Güreş Nedir

Güreş Nedir ? Güreş Ne demek ?

1-)Alm. Ringen (n, Ringkampf (m), Fr. Lutte (f), İng. Wrestling, wrestling match, fight. İki kişinin özel bir alanda, belirli kurallara uyarak teknik, kabiliyet ve zekalarını kullanarak birbirlerini yenme mücadelesi.

Tarihte güreşle ilgilenen milletler arasında en eskisi Türkler olmuştur. Bu bakımdan dünya milletlerinin dillerinde “Türk gibi kuvvetli!” sözü, atasözü halini almıştır. Tarihi kayıtlar, güreşin, Yunan ve Romalılardan önce Türkler tarafından yapıldığını tesbit etmektedir.

Türk tarihinde güreş, Orta Asya’da başlamış, han, hakan ve padişahlardan erlere, köylerdeki çobanlara kadar sevilerek yapılmış ve günümüze kadar gelmiştir. Savaşta Türk ordusunun güçlenmesi için yapılmaya başlanılan güreşlere, bayram, düğün ve şölenlerde de yer verilmiş, zamanla töre haline gelmiştir.

Malazgirt Meydan Muharebesinden sonra, Anadolu’ya yerleşen Türkler, burada batı tipi güreşleri görerek öğrenmişler ve yenilmezliğin örneklerini vermişlerdir. Osmanlı Devletinin her devrinde güreş sevilmiş, bir meslek olarak padişahlar tarafından himaye görmüştür.

Fatih Sultan Mehmed Han zamanında İstanbul ve çevresinde güreş müsabakaları düzenlendiği ve kazanan güreşçilere padişah tarafından bahşiş verildiğini saray kayıt defterlerinden öğrenmekteyiz.
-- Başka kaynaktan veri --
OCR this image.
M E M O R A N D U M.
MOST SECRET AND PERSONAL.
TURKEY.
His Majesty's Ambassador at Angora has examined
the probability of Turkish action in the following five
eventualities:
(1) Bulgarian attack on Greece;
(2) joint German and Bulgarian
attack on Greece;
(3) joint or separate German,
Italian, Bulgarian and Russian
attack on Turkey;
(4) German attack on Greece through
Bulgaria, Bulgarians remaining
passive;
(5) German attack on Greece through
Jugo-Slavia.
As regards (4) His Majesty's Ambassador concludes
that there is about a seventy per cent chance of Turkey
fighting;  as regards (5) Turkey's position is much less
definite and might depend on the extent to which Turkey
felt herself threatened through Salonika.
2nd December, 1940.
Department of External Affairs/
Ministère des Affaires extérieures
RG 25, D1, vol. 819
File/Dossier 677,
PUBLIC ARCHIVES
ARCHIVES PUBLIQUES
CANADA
Üçüncü Sultan Ahmed Hanın (1703-1730) Şehzadeleri için yaptırdığı(1718) sünnet düğününde Okmeydanı’nda, başta güreş olmak üzere, çeşitli spor gösterileri yapıldığı bilinmektedir.

Yine 1894’te Gelibolu Mevlevi Şeyhi Mustafa Daniş Efendinin oğlu evlenirken düğünde “çardak” güreşi, yüze yakın pehlivanın katılmasıyla görülmemiş bir seyirci kitlesi önünde yapıldı. Bu güreşte “baş” pehlivanlığa Koca Yusuf, Adalı Halil, Katrancı ve Kurtdereli gibi güçlü pehlivanların yanında “başaltı”na da Kara Ahmed ile Bursalı Rüstem Pehlivan katılmışlardır. Bu güreşlerin baş hakemliğini ünlü pehlivanlardan Aliço yapmıştır.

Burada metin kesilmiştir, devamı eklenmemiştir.